Most of us can easily imagine this situation. You find out that a friend at church has done something that you think Christians should avoid. You’re concerned, but you’re not sure what to do. You don’t want to appear judgemental, but you also think what your friend is doing is destructive. Do you have that tough conversation?
Our sermon series in Revelation has reminded us that Jesus is concerned for the holiness of his people. The churches in Pergamum and Thyatira were warned against being tolerant of sin in their midst. Elsewhere, the Apostle Paul says Christians are to speak the truth in love to one another (Eph. 4:15). We need one another to grow into spiritual maturity.
Given tough conversations are often necessary, here are some thoughts on how to have them.
First, check your motives.

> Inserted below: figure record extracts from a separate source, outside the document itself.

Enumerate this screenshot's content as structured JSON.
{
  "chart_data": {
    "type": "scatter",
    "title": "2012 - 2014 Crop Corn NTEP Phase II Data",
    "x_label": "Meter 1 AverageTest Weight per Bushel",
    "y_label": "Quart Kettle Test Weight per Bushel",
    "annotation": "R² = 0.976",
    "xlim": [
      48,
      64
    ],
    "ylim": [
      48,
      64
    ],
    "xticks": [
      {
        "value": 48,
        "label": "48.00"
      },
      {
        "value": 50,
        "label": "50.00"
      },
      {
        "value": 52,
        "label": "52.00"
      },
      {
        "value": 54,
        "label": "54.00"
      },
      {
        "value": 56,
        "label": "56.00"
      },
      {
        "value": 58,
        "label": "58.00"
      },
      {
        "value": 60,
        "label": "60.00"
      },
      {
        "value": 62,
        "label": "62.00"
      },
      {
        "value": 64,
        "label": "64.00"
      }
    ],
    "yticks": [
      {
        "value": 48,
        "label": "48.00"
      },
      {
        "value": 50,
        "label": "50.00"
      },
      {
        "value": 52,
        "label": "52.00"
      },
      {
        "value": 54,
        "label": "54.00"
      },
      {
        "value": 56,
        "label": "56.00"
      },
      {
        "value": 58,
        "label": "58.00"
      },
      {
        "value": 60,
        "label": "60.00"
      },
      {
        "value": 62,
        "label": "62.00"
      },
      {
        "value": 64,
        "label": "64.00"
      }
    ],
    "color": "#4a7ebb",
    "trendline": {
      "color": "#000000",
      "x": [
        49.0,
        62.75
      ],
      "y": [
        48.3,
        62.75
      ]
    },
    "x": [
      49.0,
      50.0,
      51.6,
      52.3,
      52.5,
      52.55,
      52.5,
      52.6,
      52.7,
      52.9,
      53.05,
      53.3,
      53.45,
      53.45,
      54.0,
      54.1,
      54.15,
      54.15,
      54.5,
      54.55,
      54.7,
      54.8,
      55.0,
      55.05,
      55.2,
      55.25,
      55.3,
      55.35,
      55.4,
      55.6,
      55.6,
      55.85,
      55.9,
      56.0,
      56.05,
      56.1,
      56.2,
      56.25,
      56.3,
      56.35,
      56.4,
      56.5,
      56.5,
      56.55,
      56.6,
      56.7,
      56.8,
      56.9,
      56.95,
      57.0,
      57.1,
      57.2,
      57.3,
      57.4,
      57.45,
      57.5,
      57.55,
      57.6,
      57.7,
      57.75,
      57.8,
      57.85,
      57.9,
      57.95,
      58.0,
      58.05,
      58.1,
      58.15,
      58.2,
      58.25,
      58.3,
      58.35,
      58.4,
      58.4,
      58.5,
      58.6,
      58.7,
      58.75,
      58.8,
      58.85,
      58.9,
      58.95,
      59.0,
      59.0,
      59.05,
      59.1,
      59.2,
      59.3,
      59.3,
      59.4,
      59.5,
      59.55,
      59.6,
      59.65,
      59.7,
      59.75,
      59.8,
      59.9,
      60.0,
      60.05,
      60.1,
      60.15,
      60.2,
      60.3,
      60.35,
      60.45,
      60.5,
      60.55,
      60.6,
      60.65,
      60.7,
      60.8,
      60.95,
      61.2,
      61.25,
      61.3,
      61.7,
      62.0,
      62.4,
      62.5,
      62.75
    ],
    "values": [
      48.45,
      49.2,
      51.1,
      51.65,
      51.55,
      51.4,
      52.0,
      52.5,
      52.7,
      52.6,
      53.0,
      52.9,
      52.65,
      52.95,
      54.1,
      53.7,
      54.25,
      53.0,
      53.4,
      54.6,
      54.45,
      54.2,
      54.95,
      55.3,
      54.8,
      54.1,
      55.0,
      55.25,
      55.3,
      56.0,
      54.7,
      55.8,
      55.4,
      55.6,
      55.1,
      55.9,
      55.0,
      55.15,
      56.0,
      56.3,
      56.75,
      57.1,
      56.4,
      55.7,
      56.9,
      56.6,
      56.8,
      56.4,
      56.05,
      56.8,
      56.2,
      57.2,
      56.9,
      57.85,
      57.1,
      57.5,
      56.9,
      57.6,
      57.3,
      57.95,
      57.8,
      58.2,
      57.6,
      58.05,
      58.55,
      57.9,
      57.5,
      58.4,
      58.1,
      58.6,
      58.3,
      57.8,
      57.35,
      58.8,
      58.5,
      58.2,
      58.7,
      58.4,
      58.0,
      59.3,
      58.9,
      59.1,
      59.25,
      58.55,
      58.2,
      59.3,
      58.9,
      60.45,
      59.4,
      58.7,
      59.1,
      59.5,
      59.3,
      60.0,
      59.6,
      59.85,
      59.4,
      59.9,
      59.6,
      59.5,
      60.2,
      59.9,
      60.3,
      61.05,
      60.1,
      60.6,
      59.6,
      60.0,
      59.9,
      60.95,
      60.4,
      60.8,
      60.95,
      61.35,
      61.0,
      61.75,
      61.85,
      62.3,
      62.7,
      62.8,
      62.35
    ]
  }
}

Ask yourself whether you’re being motivated by the person’s well-being. You may need to speak confidentially with someone else to check that your understanding of the situation is guided by the Bible, and to seek advice on the how you should approach the conversation. A hard conversation should never be a hasty conversation.
Second, ask God to give you wisdom and graciousness as you speak to your friend. Pray that God would give you both humility and a readiness to live under God’s truth.

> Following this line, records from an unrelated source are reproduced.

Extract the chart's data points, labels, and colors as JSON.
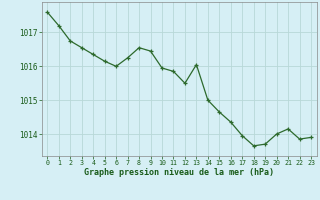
{
  "x": [
    0,
    1,
    2,
    3,
    4,
    5,
    6,
    7,
    8,
    9,
    10,
    11,
    12,
    13,
    14,
    15,
    16,
    17,
    18,
    19,
    20,
    21,
    22,
    23
  ],
  "y": [
    1017.6,
    1017.2,
    1016.75,
    1016.55,
    1016.35,
    1016.15,
    1016.0,
    1016.25,
    1016.55,
    1016.45,
    1015.95,
    1015.85,
    1015.5,
    1016.05,
    1015.0,
    1014.65,
    1014.35,
    1013.95,
    1013.65,
    1013.7,
    1014.0,
    1014.15,
    1013.85,
    1013.9
  ],
  "line_color": "#2d6a2d",
  "marker_color": "#2d6a2d",
  "bg_color": "#d6eff5",
  "grid_color": "#b8d8d8",
  "xlabel": "Graphe pression niveau de la mer (hPa)",
  "xlabel_color": "#1a5c1a",
  "tick_color": "#1a5c1a",
  "ylim": [
    1013.35,
    1017.9
  ],
  "yticks": [
    1014,
    1015,
    1016,
    1017
  ],
  "xlim": [
    -0.5,
    23.5
  ],
  "xticks": [
    0,
    1,
    2,
    3,
    4,
    5,
    6,
    7,
    8,
    9,
    10,
    11,
    12,
    13,
    14,
    15,
    16,
    17,
    18,
    19,
    20,
    21,
    22,
    23
  ]
}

Third, speak the truth in a loving way. When you tell people the truth but you’re abrasive, argumentative, cold and unloving, the other person isn’t going to listen to the truth. That person is going to harden their heart. When you speak, affirm what your friend is doing well. Use God’s word to show your concern about your friend’s actions. Ask your friend about the reasons for their actions and solutions for the way forward in walking in obedience to Jesus. It may also be an opportunity for you to acknowledge something you’ve done to contribute to the problem.
Fourth, offer hope. Remind your friend that we’re all sinners saved by grace. Jesus always offers forgiveness to those who repent.
A word to those of us who are on the receiving end of one of these conversations. Yes, it’s hard, but seek to look past the hurt or offense that you may feel to find the truth in what’s being spoken to you. Growth and spiritual maturity come as we seek to submit humbly and joyfully to Jesus’ rule.